In defense of Oliver Cromwell: “Cromwell, the man who ‘abolished Christmas’ was in some ways a pioneer of religious toleration.”
Who is the world’s worst popular president? “Probably the foul-mouthed, gun-toting septuagenarian president of the Philippines, Rodrigo Duterte. His most recent approval rating was 88 per cent, rising to 91 per cent among the poorest Filipinos. How does he do it? By indiscriminately rubbing out supposed bad guys – and if some of them do actually turn out to be criminals, so much the better. Insulting all and sundry seems to help too.

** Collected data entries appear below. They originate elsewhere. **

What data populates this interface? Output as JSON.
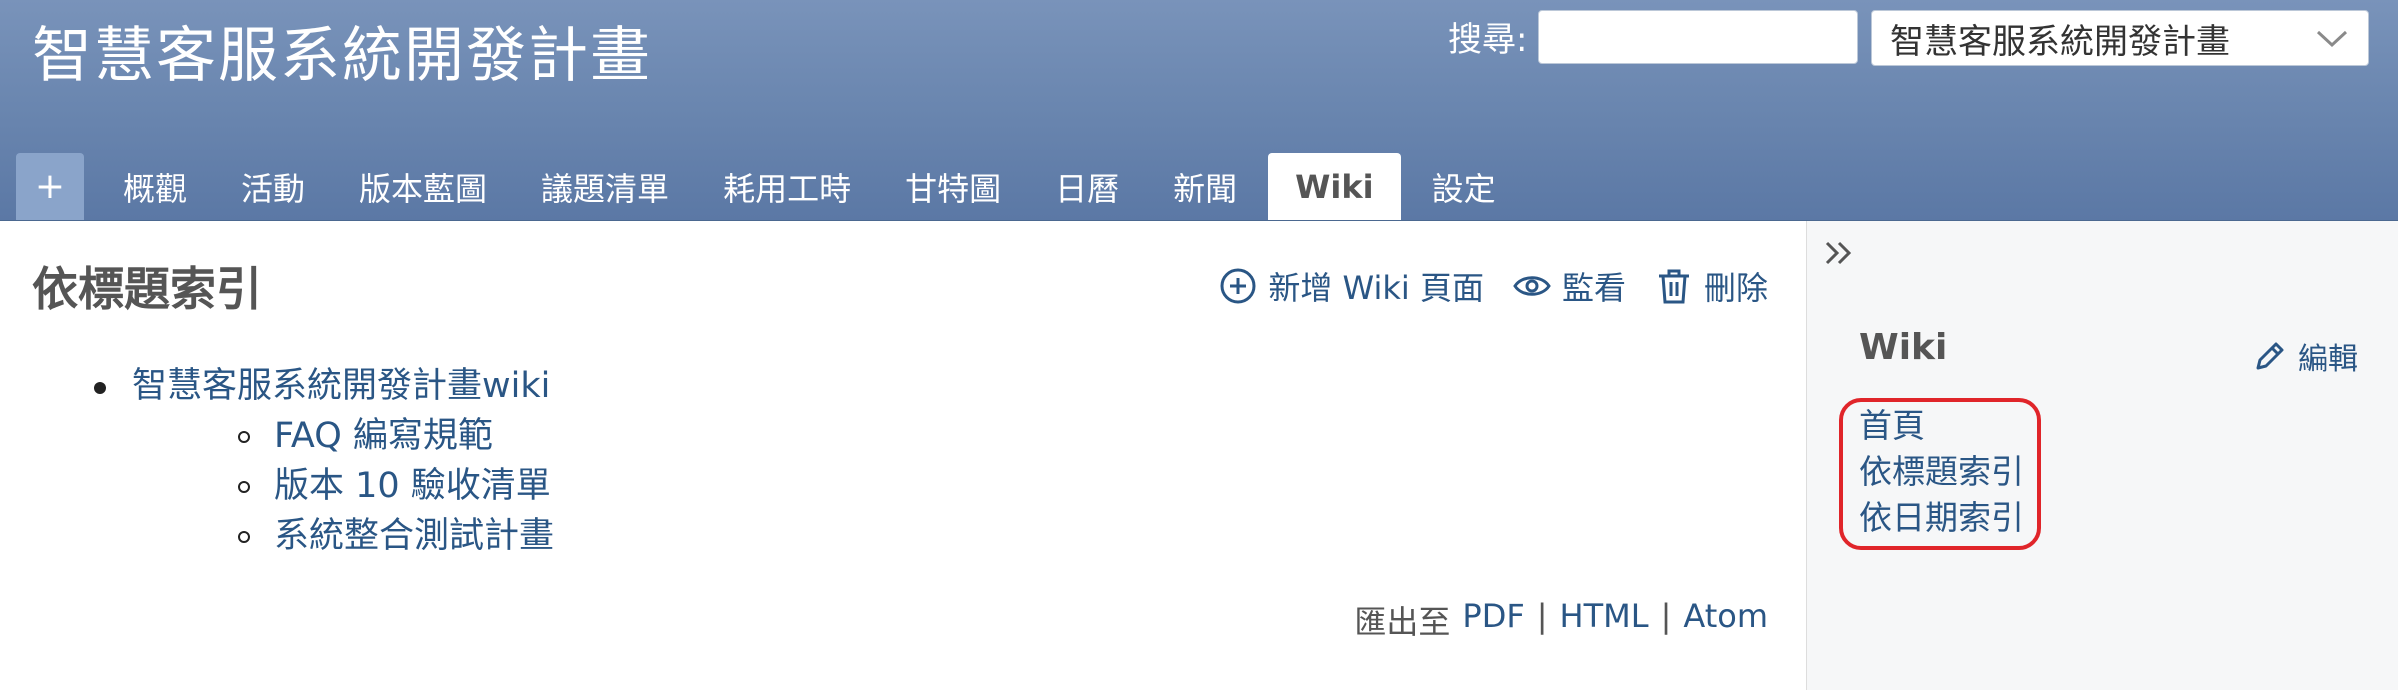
{
  "header": {
    "project_title": "智慧客服系統開發計畫",
    "search_label": "搜尋:",
    "search_value": "",
    "project_jump_selected": "智慧客服系統開發計畫"
  },
  "main_menu": {
    "new_object_label": "+",
    "tabs": [
      {
        "label": "概觀",
        "selected": false
      },
      {
        "label": "活動",
        "selected": false
      },
      {
        "label": "版本藍圖",
        "selected": false
      },
      {
        "label": "議題清單",
        "selected": false
      },
      {
        "label": "耗用工時",
        "selected": false
      },
      {
        "label": "甘特圖",
        "selected": false
      },
      {
        "label": "日曆",
        "selected": false
      },
      {
        "label": "新聞",
        "selected": false
      },
      {
        "label": "Wiki",
        "selected": true
      },
      {
        "label": "設定",
        "selected": false
      }
    ]
  },
  "content": {
    "heading": "依標題索引",
    "actions": {
      "new_page": "新增 Wiki 頁面",
      "watch": "監看",
      "delete": "刪除"
    },
    "index": {
      "root": "智慧客服系統開發計畫wiki",
      "children": [
        "FAQ 編寫規範",
        "版本 10 驗收清單",
        "系統整合測試計畫"
      ]
    },
    "export": {
      "label": "匯出至",
      "pdf": "PDF",
      "html": "HTML",
      "atom": "Atom",
      "separator": "|"
    }
  },
  "sidebar": {
    "title": "Wiki",
    "edit_label": "編輯",
    "links": [
      "首頁",
      "依標題索引",
      "依日期索引"
    ],
    "highlight_color": "#e0252a"
  },
  "colors": {
    "header_bg": "#6b87b0",
    "link": "#2a5685",
    "sidebar_bg": "#f6f7f8"
  }
}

He recently had a pop at God himself, who is a ‘stupid … son of a bitch’ in the president’s considered opinion. And all that in a country that remains deeply Catholic.”

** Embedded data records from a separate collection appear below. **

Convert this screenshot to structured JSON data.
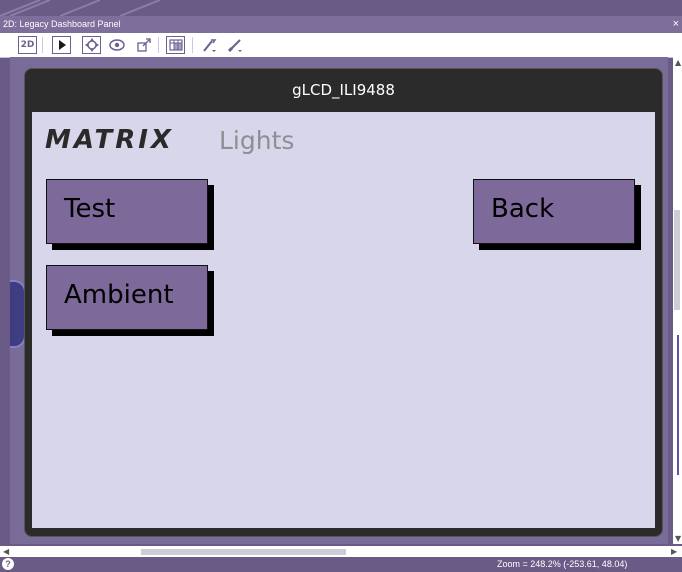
{
  "panel": {
    "title": "2D: Legacy Dashboard Panel",
    "close_glyph": "×"
  },
  "toolbar": {
    "mode_label": "2D",
    "icons": [
      "pointer-icon",
      "move-icon",
      "rotate-icon",
      "scale-icon",
      "grid-icon",
      "wrench-icon",
      "brush-icon"
    ]
  },
  "device": {
    "title": "gLCD_ILI9488",
    "logo": "MATRIX",
    "screen_title": "Lights",
    "buttons": {
      "test": "Test",
      "back": "Back",
      "ambient": "Ambient"
    }
  },
  "status": {
    "help_glyph": "?",
    "zoom_text": "Zoom = 248.2% (-253.61, 48.04)"
  }
}
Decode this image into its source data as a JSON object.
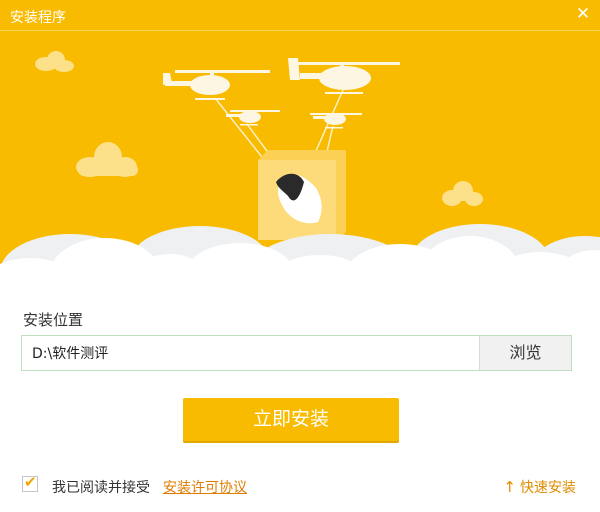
{
  "window": {
    "title": "安装程序",
    "close_glyph": "✕"
  },
  "illustration": {
    "description_icon": "helicopters-carrying-box-icon",
    "colors": {
      "banner": "#f9bb00",
      "helicopter": "#fdf6e3",
      "cloud_light": "#fde08a",
      "cloud_white": "#ffffff",
      "box": "#fdda7a"
    }
  },
  "install": {
    "location_label": "安装位置",
    "path_value": "D:\\软件测评",
    "browse_label": "浏览",
    "install_button": "立即安装"
  },
  "footer": {
    "agree_checked": true,
    "agree_text": "我已阅读并接受",
    "license_link": "安装许可协议",
    "quick_install": "快速安装",
    "quick_icon": "up-arrow-icon"
  },
  "colors": {
    "accent": "#f9bb00",
    "link": "#e07d00"
  }
}
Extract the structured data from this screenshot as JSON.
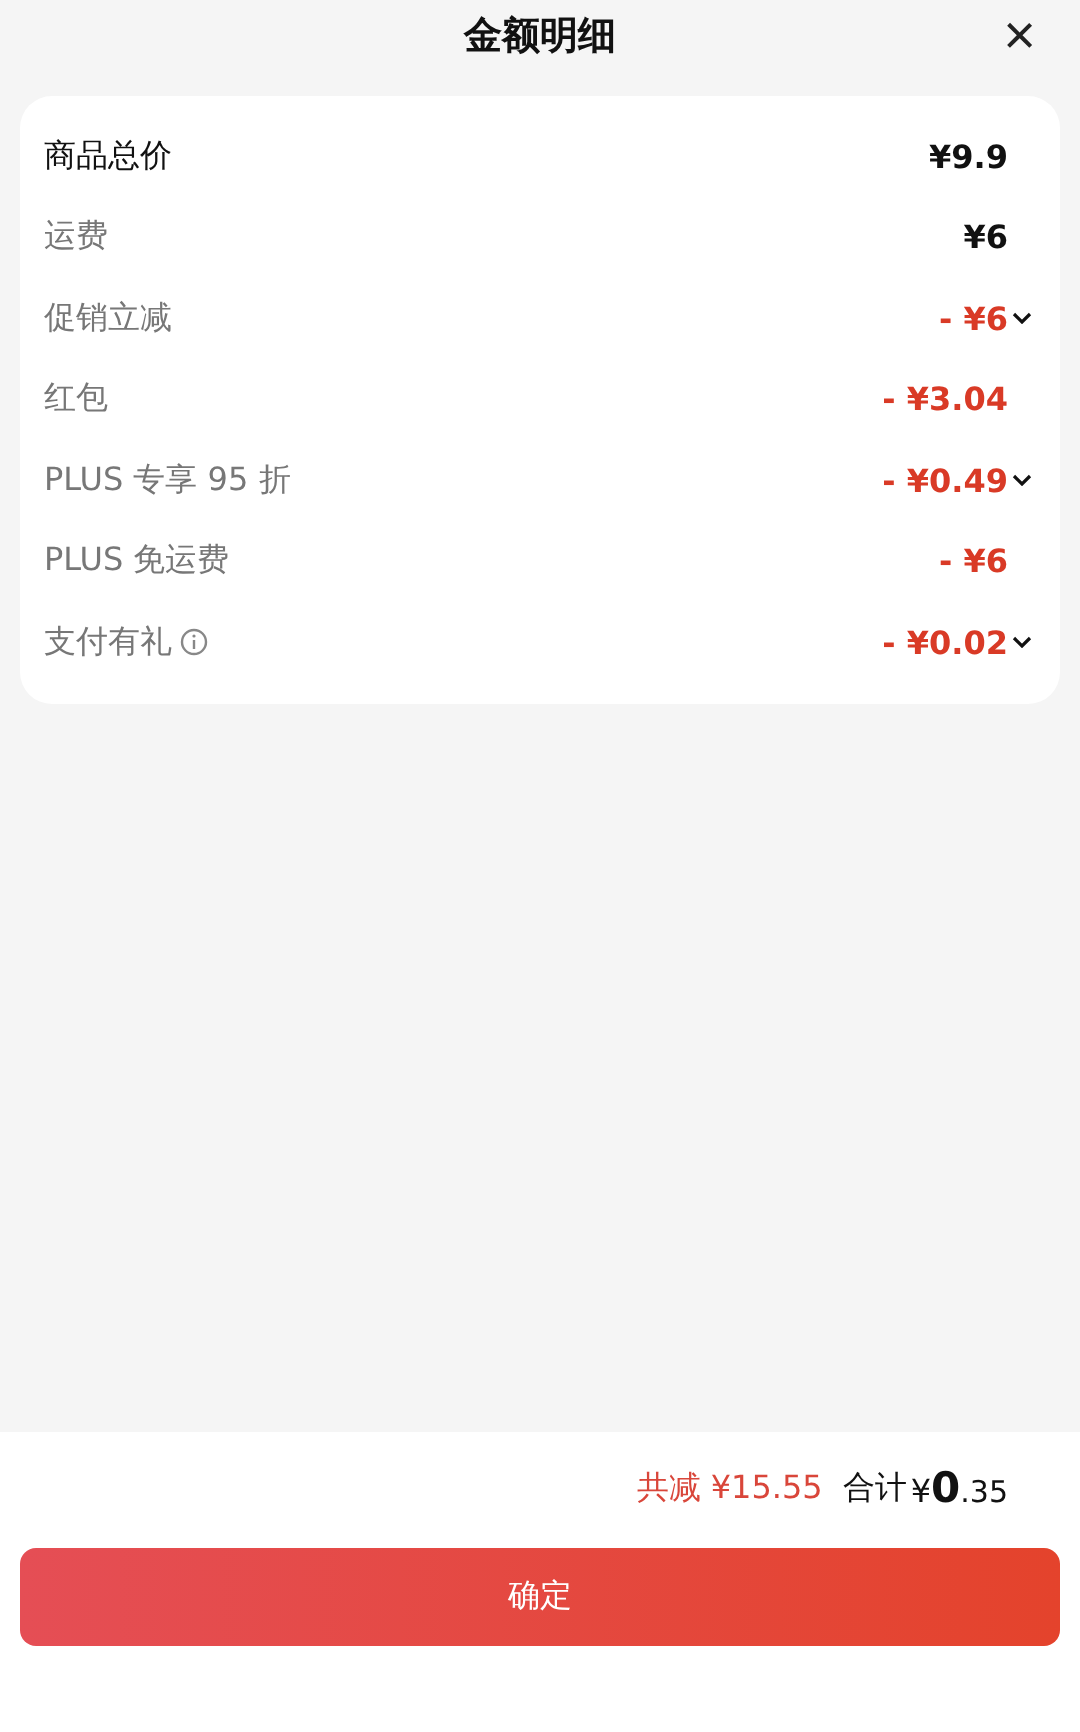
{
  "title": "金额明细",
  "close": "×",
  "rows": [
    {
      "label": "商品总价",
      "amount": "¥9.9",
      "kind": "total",
      "expandable": false,
      "info": false
    },
    {
      "label": "运费",
      "amount": "¥6",
      "kind": "charge",
      "expandable": false,
      "info": false
    },
    {
      "label": "促销立减",
      "amount": "- ¥6",
      "kind": "discount",
      "expandable": true,
      "info": false
    },
    {
      "label": "红包",
      "amount": "- ¥3.04",
      "kind": "discount",
      "expandable": false,
      "info": false
    },
    {
      "label": "PLUS 专享 95 折",
      "amount": "- ¥0.49",
      "kind": "discount",
      "expandable": true,
      "info": false
    },
    {
      "label": "PLUS 免运费",
      "amount": "- ¥6",
      "kind": "discount",
      "expandable": false,
      "info": false
    },
    {
      "label": "支付有礼",
      "amount": "- ¥0.02",
      "kind": "discount",
      "expandable": true,
      "info": true
    }
  ],
  "summary": {
    "saved": "共减 ¥15.55",
    "total_label": "合计",
    "currency": "¥",
    "integer": "0",
    "fraction": ".35"
  },
  "confirm": "确定"
}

Carl Rollyson reviews TR’s Last War: Theodore Roosevelt, The Great War, and a Journey of Triumph and Tragedy: “His own ambition colored everything he said and did. This vociferous man, unafraid or imprudent—depending on your political position—did not want to play the part of elder statesman. And he saw no virtue in remaining silent, even though his increasingly virulent attacks on Wilson aroused recurring questions about Roosevelt’s own mental health.”

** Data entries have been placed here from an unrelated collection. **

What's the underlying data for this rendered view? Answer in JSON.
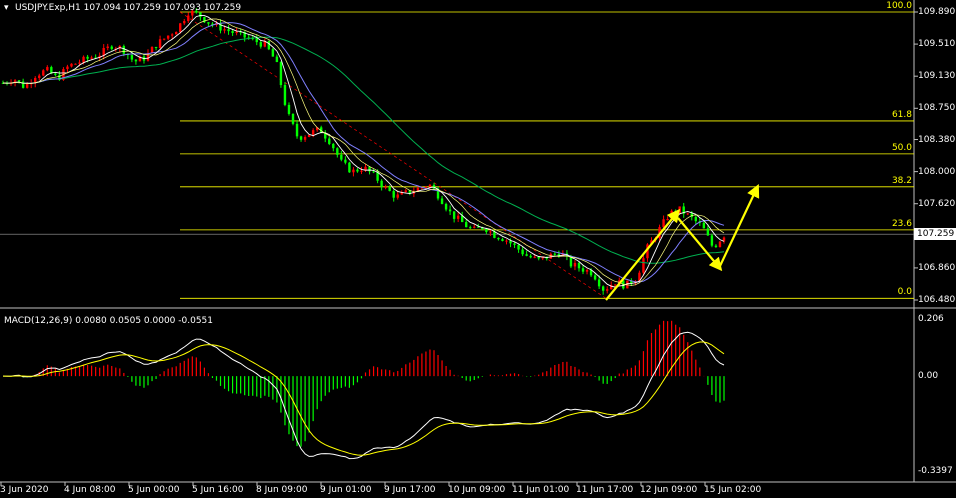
{
  "header": {
    "symbol_info": "USDJPY.Exp,H1  107.094 107.259 107.093 107.259",
    "macd_info": "MACD(12,26,9) 0.0080 0.0505 0.0000 -0.0551"
  },
  "price_axis": [
    "109.890",
    "109.510",
    "109.130",
    "108.750",
    "108.380",
    "108.000",
    "107.620",
    "107.240",
    "106.860",
    "106.480"
  ],
  "current_price": "107.259",
  "macd_axis": [
    "0.206",
    "0.00",
    "-0.3397"
  ],
  "time_axis": [
    "3 Jun 2020",
    "4 Jun 08:00",
    "5 Jun 00:00",
    "5 Jun 16:00",
    "8 Jun 09:00",
    "9 Jun 01:00",
    "9 Jun 17:00",
    "10 Jun 09:00",
    "11 Jun 01:00",
    "11 Jun 17:00",
    "12 Jun 09:00",
    "15 Jun 02:00"
  ],
  "fib_levels": [
    {
      "label": "100.0",
      "price": 109.89
    },
    {
      "label": "61.8",
      "price": 108.6
    },
    {
      "label": "50.0",
      "price": 108.21
    },
    {
      "label": "38.2",
      "price": 107.82
    },
    {
      "label": "23.6",
      "price": 107.31
    },
    {
      "label": "0.0",
      "price": 106.5
    }
  ],
  "colors": {
    "background": "#000000",
    "bull_candle": "#ff0000",
    "bear_candle": "#00ff00",
    "fib": "#ffff00",
    "ma_fast": "#ffffff",
    "ma_slow": "#00b050",
    "ma_mid": "#8080ff",
    "macd_line": "#ffffff",
    "signal_line": "#ffff00",
    "arrow": "#ffff00"
  },
  "chart_data": {
    "type": "candlestick",
    "symbol": "USDJPY.Exp",
    "timeframe": "H1",
    "ylim": [
      106.48,
      109.89
    ],
    "close_path": [
      109.05,
      109.1,
      109.0,
      109.15,
      109.2,
      109.1,
      109.25,
      109.3,
      109.35,
      109.4,
      109.5,
      109.45,
      109.3,
      109.35,
      109.5,
      109.6,
      109.7,
      109.9,
      109.85,
      109.75,
      109.7,
      109.65,
      109.6,
      109.55,
      109.5,
      109.3,
      108.7,
      108.4,
      108.45,
      108.5,
      108.35,
      108.1,
      108.0,
      108.05,
      107.95,
      107.8,
      107.7,
      107.75,
      107.8,
      107.85,
      107.7,
      107.5,
      107.4,
      107.3,
      107.35,
      107.25,
      107.2,
      107.1,
      107.0,
      106.95,
      107.0,
      107.05,
      106.9,
      106.85,
      106.8,
      106.6,
      106.7,
      106.65,
      106.75,
      107.1,
      107.3,
      107.5,
      107.55,
      107.45,
      107.35,
      107.1,
      107.25
    ],
    "macd_ylim": [
      -0.3397,
      0.206
    ]
  }
}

The longlists for the National Book Award have been announced. It’s nice to see the return of a category for works in translation. Otherwise, the lists are uninspiring. Finalists will be announced on October 10th.
The rehabilitation of famous men acting badly has begun. Last week, John Hockenberry, who lost his radio job after he was accused of sexual harassment by several women, took to Harper’s to portray his actions as a clumsy attempt at romance. This weekend, The New York Review of Books published an essay by Canadian radio host Jian Ghomeshi, who has been accused by more than 20 women of sexual or physical assault, explaining that, really, he’s suffered enough: “There has indeed been enough humiliation for a lifetime. I cannot just move to another town and reboot with a pseudonym. I’m constantly competing with a villainous version of myself online. This is the power of a contemporary mass shaming. Even people who are supportive sometimes have expectations of how I will act based on a singular, sexualized identity that was repeated in media stories. But this period has also been a tremendous education.”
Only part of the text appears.